Which isn't to say they're a bad idea but like everything else in
engineering there are tradeoffs and no such thing as a free lunch.
You can avoid depleting the entropy pool by including data you expect
to be unique as a kind of fake entropy -- which quickly gets you back
to looking for things like MAC address to avoid duplicates across
systems.

-- 
greg

On 04/24/2014 05:23 PM, Marti Raudsepp wrote:
> On Thu, Apr 24, 2014 at 8:40 PM, Josh Berkus <josh@agliodbs.com> wrote:
>> A pseudo-random UUID is frankly pretty
>> useless to me because (a) it's not really unique
> 
> This is FUD. A pseudorandom UUID contains 122 bits of randomness. As
> long as you can trust the random number generator, the chances of a
> value occurring twice can be estimated using the birthday paradox:
> there's a 50% chance of having *one* collision in a set of 2^61 items.
> Storing this amount of UUIDs alone requires 32 exabytes of storage.
> Factor in the tuple and indexing overheads and you'd be needing close
> to all the hard disk space ever manufactured in the world.

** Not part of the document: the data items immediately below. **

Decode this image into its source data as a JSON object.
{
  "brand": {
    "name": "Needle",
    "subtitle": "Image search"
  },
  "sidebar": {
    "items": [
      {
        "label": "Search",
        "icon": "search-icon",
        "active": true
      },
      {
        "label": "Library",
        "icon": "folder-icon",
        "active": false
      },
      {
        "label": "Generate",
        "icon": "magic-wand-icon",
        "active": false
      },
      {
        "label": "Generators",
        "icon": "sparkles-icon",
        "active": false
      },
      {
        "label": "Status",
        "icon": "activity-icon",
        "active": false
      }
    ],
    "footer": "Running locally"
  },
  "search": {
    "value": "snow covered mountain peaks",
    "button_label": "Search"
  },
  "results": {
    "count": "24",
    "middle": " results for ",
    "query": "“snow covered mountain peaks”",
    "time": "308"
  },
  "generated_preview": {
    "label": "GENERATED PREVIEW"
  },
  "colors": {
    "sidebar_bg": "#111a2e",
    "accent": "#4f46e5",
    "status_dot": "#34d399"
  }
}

Well, I've already had collisions with UUID-OSSP, in production, with
only around 20 billion values.  So clearly there aren't 122bits of true
randomness in OSSP.  I can't speak for other implementations because I
haven't tried them.

>> (b) it doesn't help me route data at all.
> 
> That's really out of scope for UUIDs. They're about generating
> identifiers, not describing what the identifier means. UUIDs also
> don't happen to cure cancer.

http://it.toolbox.com/blogs/database-soup/primary-keyvil-part-i-7327

On the contrary, I would argue that an object identifier which is
completely random is possibly the worst way to form an ID of all
possible concepts; there's no relationship whatsoever between the ID,
the application stack, and the application data; you don't even get the
pseudo-time indexing you get with Serials.   The only reason to do it is
because you're too lazy do implement a better way.

Or to put it another way: a value which is truly random is no identifier
at all.

Compare this with a composite identifier which carries information about
the node, table, and schema of origin for the tuple.  Not only does this
help ensure uniqueness, but it also supports intelligent sharding and
multi-master replication systems.  I don't speak hypothetically; we've
done this in the past and will do it again in the future.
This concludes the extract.